MozillaZine

Mozilla Security Hole

Tuesday April 30th, 2002

Anonymous reports: "Grey Magic is reporting a minor security hole in Mozilla builds from at least 0.9.2 up to the current trunk and 1.0 branch. A bug has been filed in bugzilla, and will be opened to the public to view once the fix has been made. This also affects Netscape browsers from at least 6.1 on. There are no known uses of the vulnerability at this time." We'll let you know when a patch has been checked in for this.

On a side note, Grey Magic recommends that users "should move to a better performing, less buggy browser," on their vulnerability page. Looking at the open issues for it, IE clearly doesn't seem like the better choice.

UPDATE! A fix has been checked into the trunk, and has been approved for checkin to the 1.0 branch. Expect it to be in nightly builds for both branch and trunk starting tomorrow.


#65 re:

by leahcim

Wednesday May 1st, 2002 1:30 PM

You are replying to this message

> Most users do not have mozilla.org as their home page.

Well there's not much point at the moment given the security fixes aren't there.

FFS they go to the trouble of telling folk the browser is too old on the start page, it doesn't take a leap of imagination to change that message.

> so making an announcement there would not be a very effective warning for the masses

What masses? You don't have masses yet.

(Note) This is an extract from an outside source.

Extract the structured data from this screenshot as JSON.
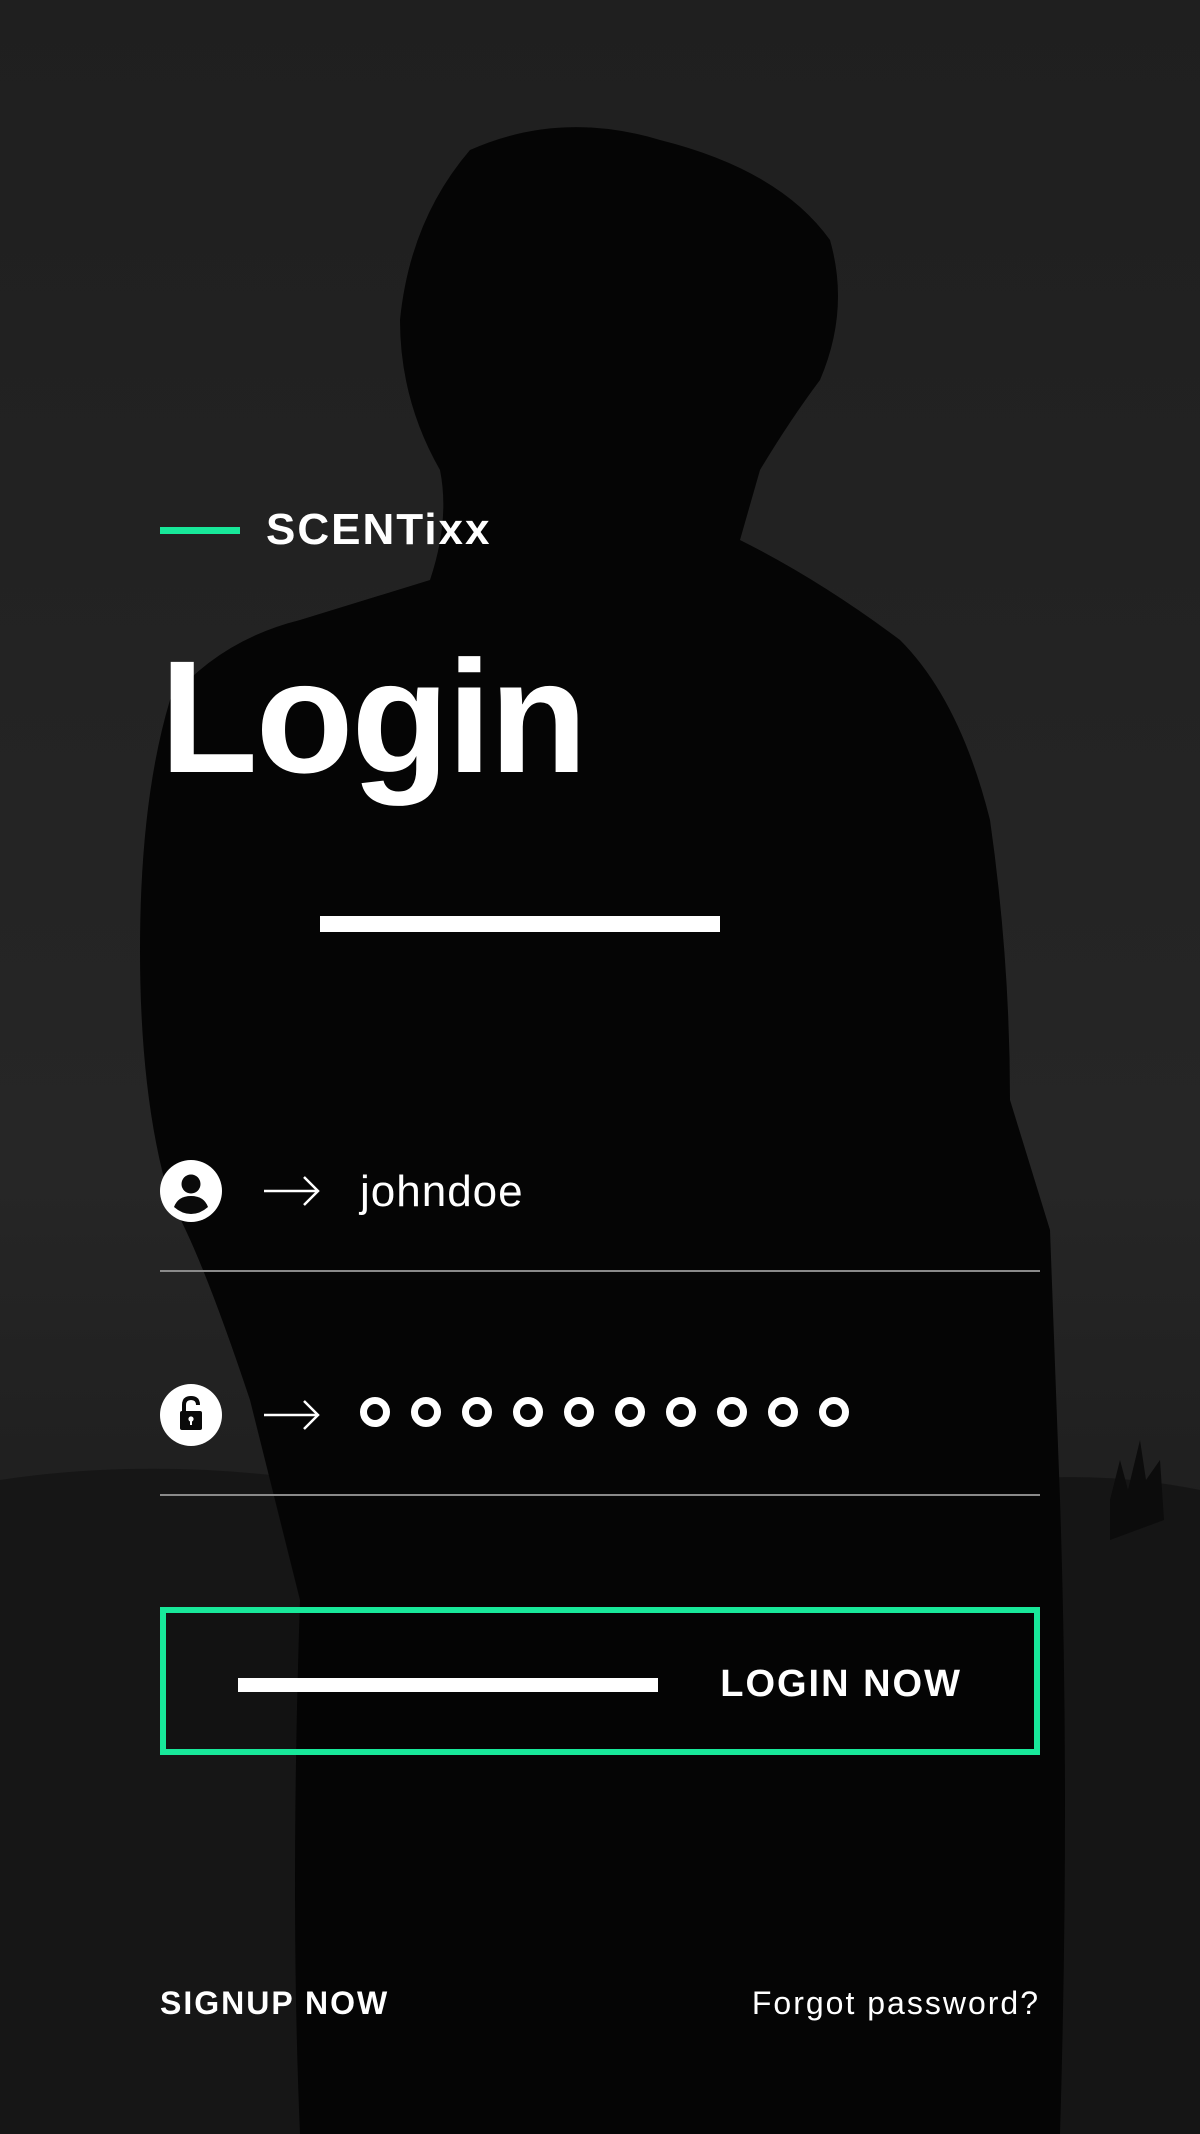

That aside, if the info was there and folks chose to load yahoo or blinkenlightenflashenBeepenfart.com instead that would be their lookout.

Most users don't apply fixes anyway - I hope your dumb logic isn't going to stop you writing them on the basis of what "most users" do?

No the guff I referred to was the sensible folk at mozilla who quite correctly pointed out the netscape employee who marked the bug as hidden was peeing in the wind.